Nov. 6, 2013
Former Bank of the Commonwealth President and CEO Edward J. Woodard Jr. was sentenced on Wednesday to 23 years in federal prison Norfolk on charges of conspiring to defraud the bank and related counts.
Woodard, 70, had served as the bank's president since 1973.
"I sincerely regret the results of some of my decisions but every decision I made was always in the best interest of the bank," Woodard said in a statement before he was sentenced.
Woodard, his son, mortgage specialist T. Brandon Woodward, former vice president Stephen Fields, and developer and bank customer Dwight Etheridge were found guilty in May on charges of conspiring to defraud the bank out of $71 million before its collapse in 2011.
The bank executives were accused of engaging in a series of illegal banking practices to hide overdue loans from regulators and the bank's board of directors, masking the true dismal financial condition of the bank. The bank eventually failed in September 2011 amid more than $150 million in losses.
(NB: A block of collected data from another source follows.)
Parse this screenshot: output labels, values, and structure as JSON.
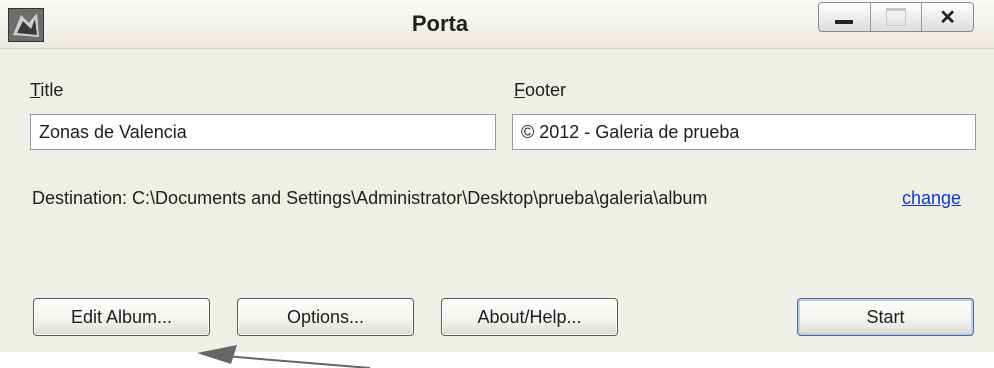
{
  "window": {
    "title": "Porta",
    "controls": {
      "minimize": "minimize",
      "maximize": "maximize",
      "close": "✕"
    }
  },
  "form": {
    "title_label": "Title",
    "title_value": "Zonas de Valencia",
    "footer_label": "Footer",
    "footer_value": "© 2012 - Galeria de prueba",
    "destination_text": "Destination:  C:\\Documents and Settings\\Administrator\\Desktop\\prueba\\galeria\\album",
    "change_link": "change"
  },
  "buttons": {
    "edit_album": "Edit Album...",
    "options": "Options...",
    "about_help": "About/Help...",
    "start": "Start"
  },
  "colors": {
    "window_bg": "#f0efe6",
    "link": "#0b3bd6",
    "arrow": "#666666"
  },
  "icons": [
    "app-icon",
    "minimize-icon",
    "maximize-icon",
    "close-icon",
    "pointer-arrow"
  ]
}
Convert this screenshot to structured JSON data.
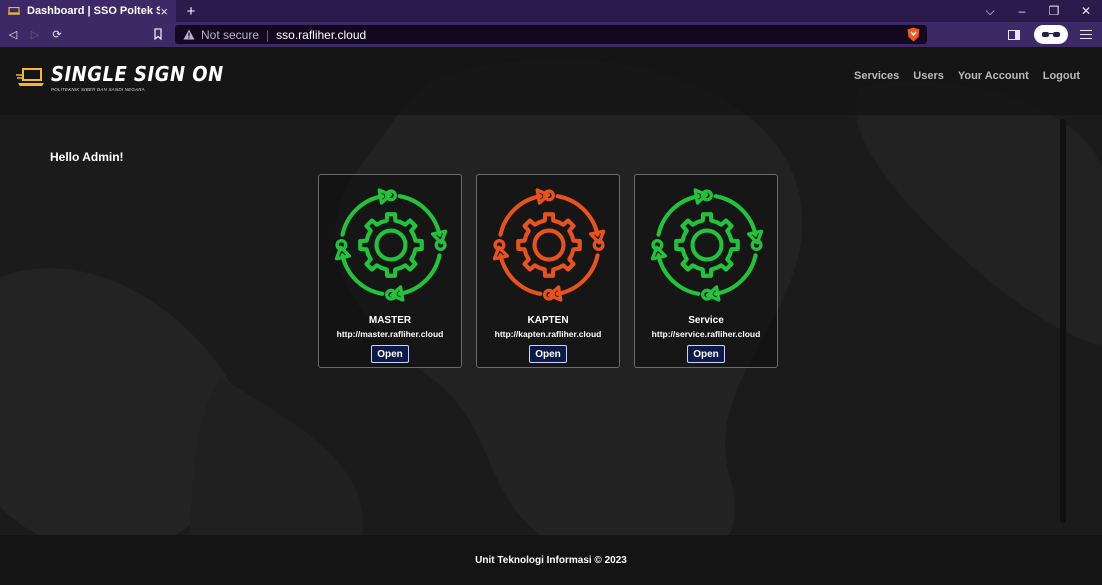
{
  "browser": {
    "tab_title": "Dashboard | SSO Poltek SSN",
    "tab_close": "×",
    "new_tab": "+",
    "security_label": "Not secure",
    "separator": "|",
    "url": "sso.rafliher.cloud",
    "window_controls": [
      "⌵",
      "–",
      "❐",
      "✕"
    ],
    "nav_buttons": [
      "◁",
      "▷",
      "⟳"
    ]
  },
  "site": {
    "logo_title": "SINGLE SIGN ON",
    "logo_subtitle": "POLITEKNIK SIBER DAN SANDI NEGARA",
    "nav": [
      "Services",
      "Users",
      "Your Account",
      "Logout"
    ]
  },
  "main": {
    "greeting": "Hello Admin!",
    "cards": [
      {
        "name": "MASTER",
        "url": "http://master.rafliher.cloud",
        "button": "Open",
        "color": "#22c33a"
      },
      {
        "name": "KAPTEN",
        "url": "http://kapten.rafliher.cloud",
        "button": "Open",
        "color": "#e8521c"
      },
      {
        "name": "Service",
        "url": "http://service.rafliher.cloud",
        "button": "Open",
        "color": "#22c33a"
      }
    ]
  },
  "footer": {
    "text": "Unit Teknologi Informasi © 2023"
  },
  "icons": {
    "favicon": "monitor-icon",
    "warning": "warning-icon",
    "shield": "brave-shield-icon",
    "card_icon": "gear-cycle-icon"
  }
}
Ed Woodward approved tens of millions of dollars in loans to troubled borrowers and then used questionable banking practices to hide those bad loans from regulators and the bank's board of directors. He was acquitted on charges of misapplication of bank funds.
T. Brandon Brandon Woodard is serving an eight-year prison term and Fields is serving a 17-year sentence. Menden is serving 11-and-a-half years; Hranowsky 14 years; and Etheridge four years and two months.
Federal prosecutors are seeking nearly $400 million in forfeitures and restitution from Woodard.